According to Fakih, the brand waited until the concept was “100% ready” because of the technology challenges of organizing orders that frequently come in en masse around specific times. Fakih says that while the restaurant is digital, he still wanted the personal touch of the concierge greeting people as they arrive.

The brand consulted with chef Tomer Markovitz for a modern spin on Middle Easter food, like using spinach instead of parsley in its tabbouleh, menu additions like truffle hummus and more on-trend vegetarian and vegan options.

To promote Box’d, Paramount is primarily using organic media, as well as “lots of social media and digital media influencers.” To explain the concept, videos use simple animation and the tagline, “we believe your health and safety is paramount,” adapting a more safety-focused message than it might have otherwise, given current customer concerns. The creative also emphasizes that, despite the “automated” elements, the food is still made by real chefs.
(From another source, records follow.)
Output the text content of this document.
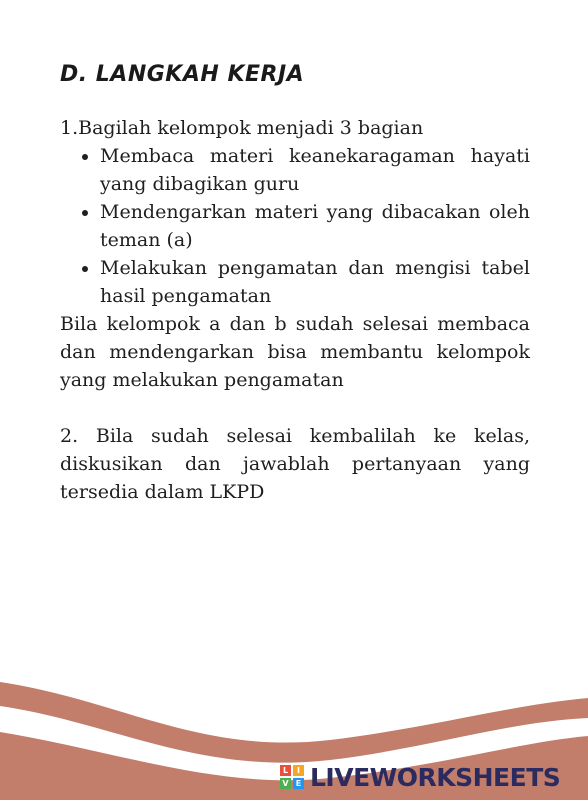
D. LANGKAH KERJA

1.Bagilah kelompok menjadi 3 bagian

• Membaca materi keanekaragaman hayati yang dibagikan guru
• Mendengarkan materi yang dibacakan oleh teman (a)
• Melakukan pengamatan dan mengisi tabel hasil pengamatan

Bila kelompok a dan b sudah selesai membaca dan mendengarkan bisa membantu kelompok yang melakukan pengamatan

2. Bila sudah selesai kembalilah ke kelas, diskusikan dan jawablah pertanyaan yang tersedia dalam LKPD

L	I
V E LIVEWORKSHEETS
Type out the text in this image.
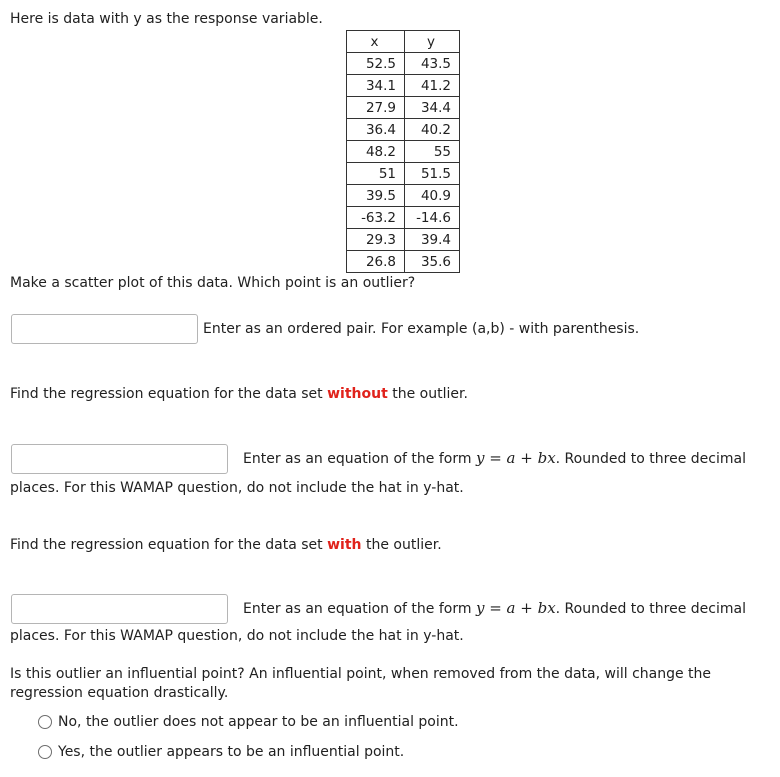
Here is data with y as the response variable.
x	y
52.5	43.5
34.1	41.2
27.9	34.4
36.4	40.2
48.2	55
51	51.5
39.5	40.9
-63.2	-14.6
29.3	39.4
26.8	35.6
Make a scatter plot of this data. Which point is an outlier?
Enter as an ordered pair. For example (a,b) - with parenthesis.
Find the regression equation for the data set without the outlier.
Enter as an equation of the form y = a + bx. Rounded to three decimal
places. For this WAMAP question, do not include the hat in y-hat.
Find the regression equation for the data set with the outlier.
Enter as an equation of the form y = a + bx. Rounded to three decimal
places. For this WAMAP question, do not include the hat in y-hat.
Is this outlier an influential point? An influential point, when removed from the data, will change the
regression equation drastically.
No, the outlier does not appear to be an influential point.
Yes, the outlier appears to be an influential point.
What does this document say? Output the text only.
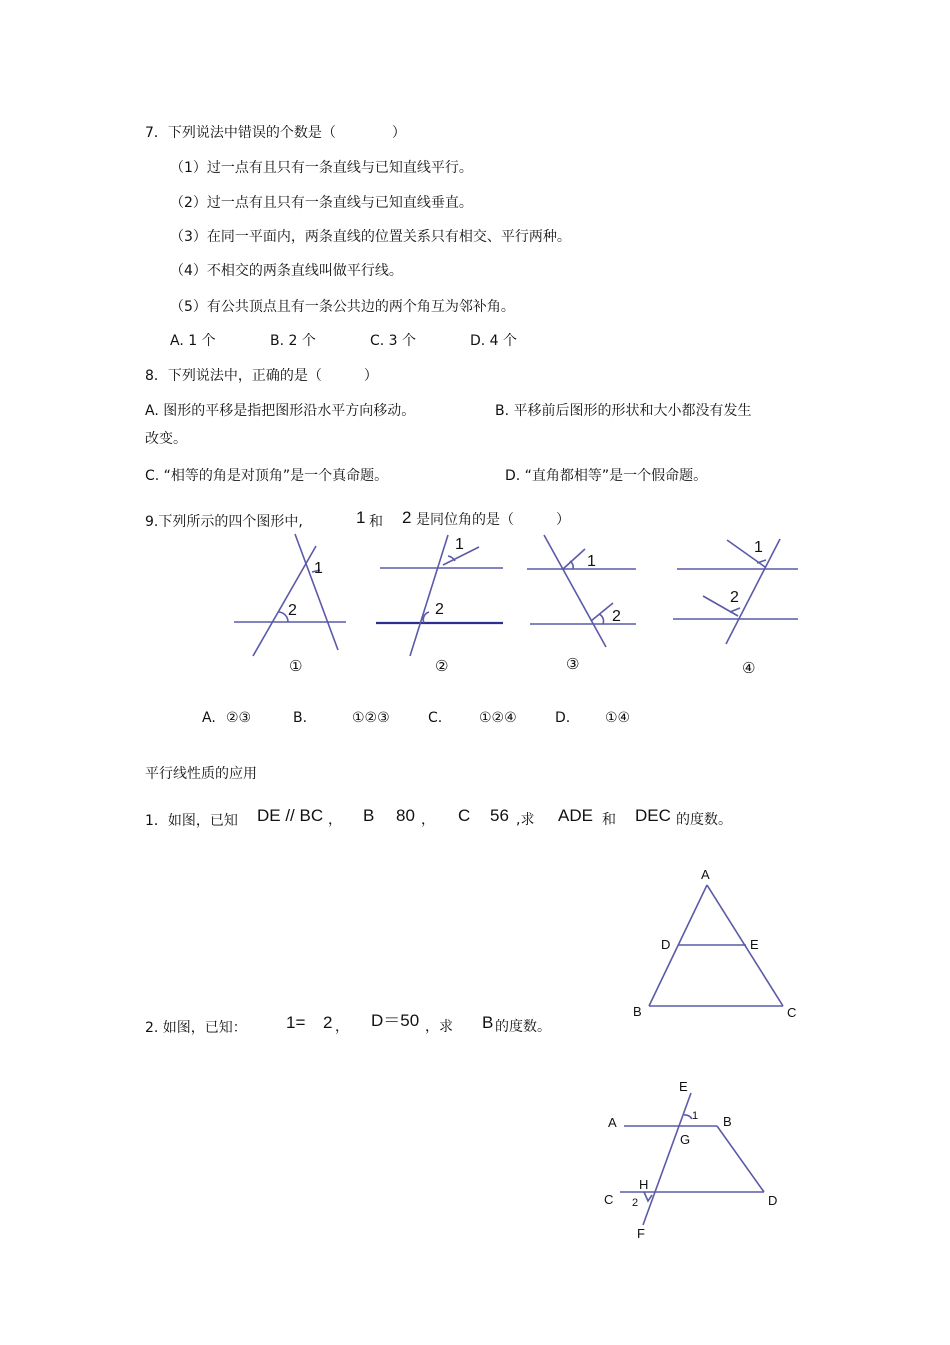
7．下列说法中错误的个数是（　　　　）
（1）过一点有且只有一条直线与已知直线平行。
（2）过一点有且只有一条直线与已知直线垂直。
（3）在同一平面内，两条直线的位置关系只有相交、平行两种。
（4）不相交的两条直线叫做平行线。
（5）有公共顶点且有一条公共边的两个角互为邻补角。
A. 1 个	B. 2 个	C. 3 个	D. 4 个
8．下列说法中，正确的是（　　　）
A. 图形的平移是指把图形沿水平方向移动。	B. 平移前后图形的形状和大小都没有发生
改变。
C. “相等的角是对顶角”是一个真命题。	D. “直角都相等”是一个假命题。
9.下列所示的四个图形中,	1 和 2 是同位角的是（　　　）
1
2
①
1
2
②
1
2
③
1
2
④
A. ②③	B.	①②③	C.	①②④	D. ①④
平行线性质的应用
1．如图，已知 DE // BC ， B 80 ， C 56 ,求 ADE 和 DEC 的度数。
A
D	E
B	C
2. 如图，已知： 1= 2 ， D＝50 ，求 B 的度数。
E
A	1 B
G
H
C 2	D
F
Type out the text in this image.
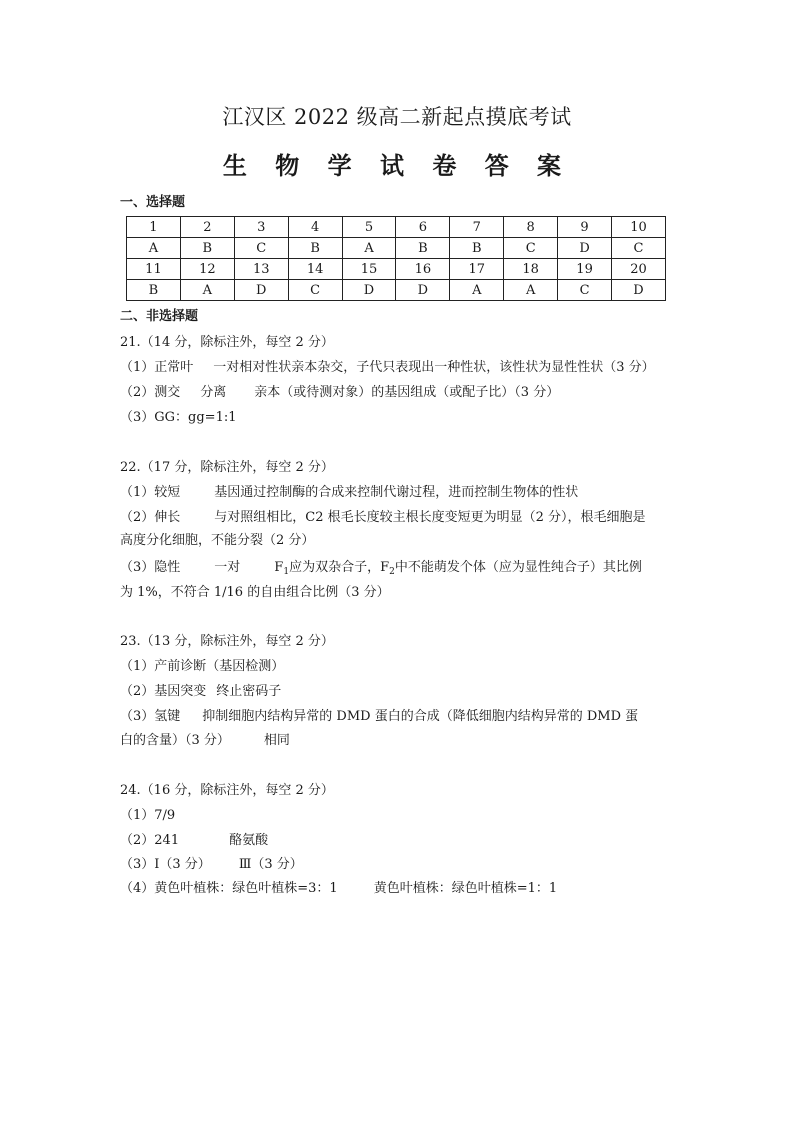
江汉区 2022 级高二新起点摸底考试
生 物 学 试 卷 答 案
一、选择题
1	2	3	4	5	6	7	8	9	10
A	B	C	B	A	B	B	C	D	C
11	12	13	14	15	16	17	18	19	20
B	A	D	C	D	D	A	A	C	D
二、非选择题
21.（14 分，除标注外，每空 2 分）
（1）正常叶 一对相对性状亲本杂交，子代只表现出一种性状，该性状为显性性状（3 分）
（2）测交 分离 亲本（或待测对象）的基因组成（或配子比）（3 分）
（3）GG：gg=1:1
22.（17 分，除标注外，每空 2 分）
（1）较短	基因通过控制酶的合成来控制代谢过程，进而控制生物体的性状
（2）伸长	与对照组相比，C2 根毛长度较主根长度变短更为明显（2 分），根毛细胞是
高度分化细胞，不能分裂（2 分）
（3）隐性	一对	$F_1$应为双杂合子，$F_2$中不能萌发个体（应为显性纯合子）其比例
为 1%，不符合 1/16 的自由组合比例（3 分）
23.（13 分，除标注外，每空 2 分）
（1）产前诊断（基因检测）
（2）基因突变 终止密码子
（3）氢键 抑制细胞内结构异常的 DMD 蛋白的合成（降低细胞内结构异常的 DMD 蛋
白的含量）（3 分）	相同
24.（16 分，除标注外，每空 2 分）
（1）7/9
（2）241	酪氨酸
（3）Ⅰ（3 分） Ⅲ（3 分）
（4）黄色叶植株：绿色叶植株=3：1	黄色叶植株：绿色叶植株=1：1
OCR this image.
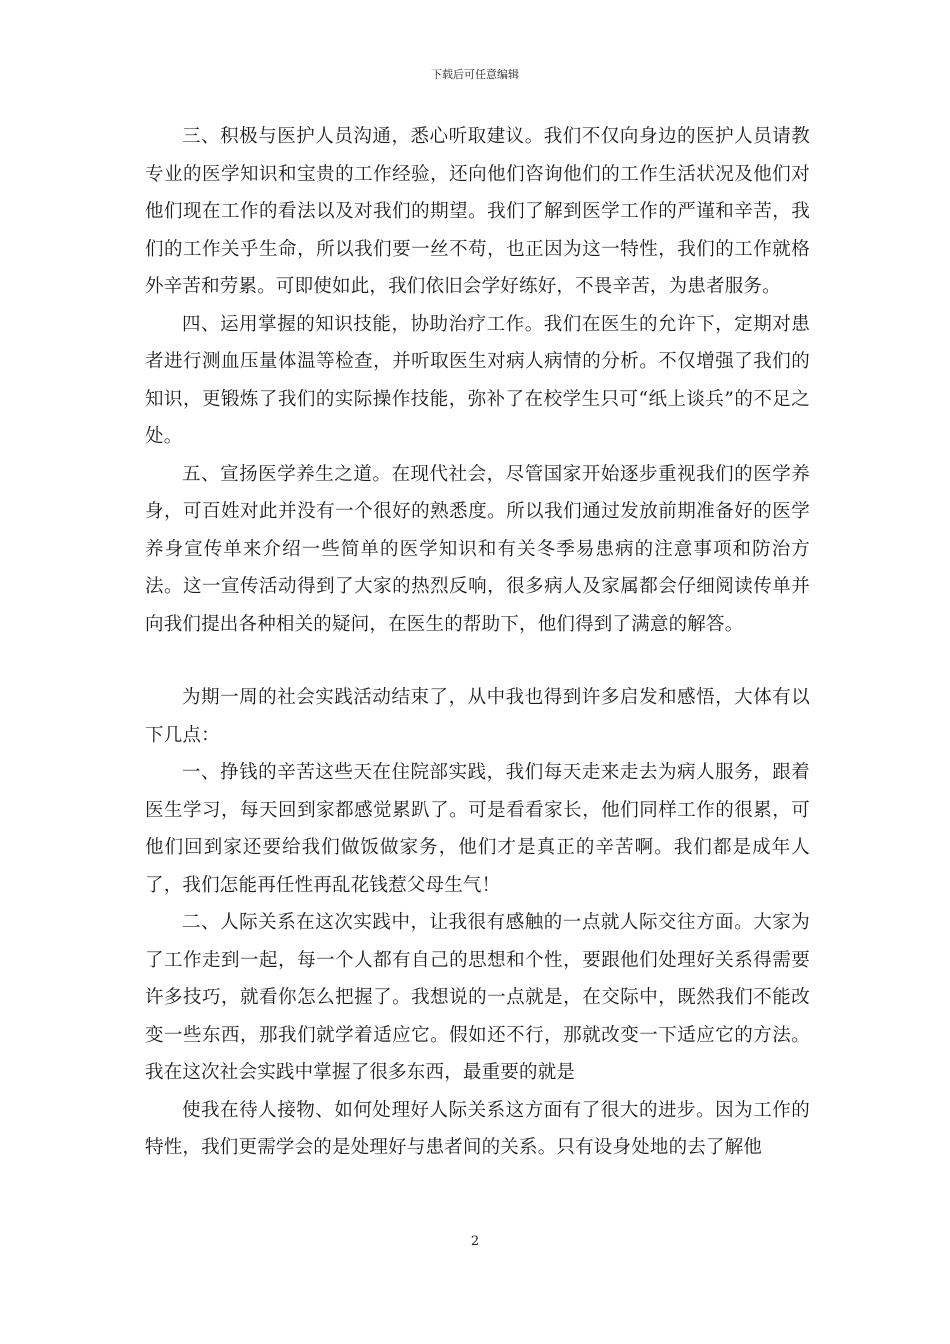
下载后可任意编辑

三、积极与医护人员沟通，悉心听取建议。我们不仅向身边的医护人员请教专业的医学知识和宝贵的工作经验，还向他们咨询他们的工作生活状况及他们对他们现在工作的看法以及对我们的期望。我们了解到医学工作的严谨和辛苦，我们的工作关乎生命，所以我们要一丝不苟，也正因为这一特性，我们的工作就格外辛苦和劳累。可即使如此，我们依旧会学好练好，不畏辛苦，为患者服务。

四、运用掌握的知识技能，协助治疗工作。我们在医生的允许下，定期对患者进行测血压量体温等检查，并听取医生对病人病情的分析。不仅增强了我们的知识，更锻炼了我们的实际操作技能，弥补了在校学生只可“纸上谈兵”的不足之处。

五、宣扬医学养生之道。在现代社会，尽管国家开始逐步重视我们的医学养身，可百姓对此并没有一个很好的熟悉度。所以我们通过发放前期准备好的医学养身宣传单来介绍一些简单的医学知识和有关冬季易患病的注意事项和防治方法。这一宣传活动得到了大家的热烈反响，很多病人及家属都会仔细阅读传单并向我们提出各种相关的疑问，在医生的帮助下，他们得到了满意的解答。

为期一周的社会实践活动结束了，从中我也得到许多启发和感悟，大体有以下几点：

一、挣钱的辛苦这些天在住院部实践，我们每天走来走去为病人服务，跟着医生学习，每天回到家都感觉累趴了。可是看看家长，他们同样工作的很累，可他们回到家还要给我们做饭做家务，他们才是真正的辛苦啊。我们都是成年人了，我们怎能再任性再乱花钱惹父母生气！

二、人际关系在这次实践中，让我很有感触的一点就人际交往方面。大家为了工作走到一起，每一个人都有自己的思想和个性，要跟他们处理好关系得需要许多技巧，就看你怎么把握了。我想说的一点就是，在交际中，既然我们不能改变一些东西，那我们就学着适应它。假如还不行，那就改变一下适应它的方法。我在这次社会实践中掌握了很多东西，最重要的就是

使我在待人接物、如何处理好人际关系这方面有了很大的进步。因为工作的特性，我们更需学会的是处理好与患者间的关系。只有设身处地的去了解他

2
Fakih bought the chain in 2006 after immigrating from Lebanon, when the food business then was just about product and how you served it and word of mouth. He says the brand discovered it needed to market differently and to pay very close attention to pictures and posts related to its restaurants: “Our social media team became one of the most important players within the brand,” he says. Pre-pandemic, online orders had already constituted 35% of Paramount’s business.

In March, at the DX3 conference, Fakih confessed that the experience of going into an establishment and enjoying its ambiance is becoming less important and “many people in the food industry are making their restaurants smaller, thanks to digital ordering and delivery options.” Fakih says the hope is that adding an efficient system in a high-traffic area will also attract more users to the restaurant’s app.

Insights from Box’d, Fakih says, will inform future expansion. Locations larger than 2,500 square feet will not be renovated. While the first Box’d location is open in Toronto’s Financial District, he says the cubby pick up model is also being deployed at Paramount’s midtown and Chinatown locations: “Until there is a COVID vaccine, people won’t be 100% comfortable,” he says.

As part of the brand’s commitment to its four Ps (purpose, people, planet, and profit), Paramount is continuing to use containers made from sustainable materials (COVID is not an excuse to get away with environmentally unstainable practises, Fakih says) and Paramount was one of several large QSRs engaged in acts of corporate kindness, discounting food or handing out free coffee and meals for hospital staff. This week, the restaurant’s Peel location hosted a food drive with Mississauga’s Raptors 905 and Hand Up Toronto, which provides ready-made meals and necessities to communities in need.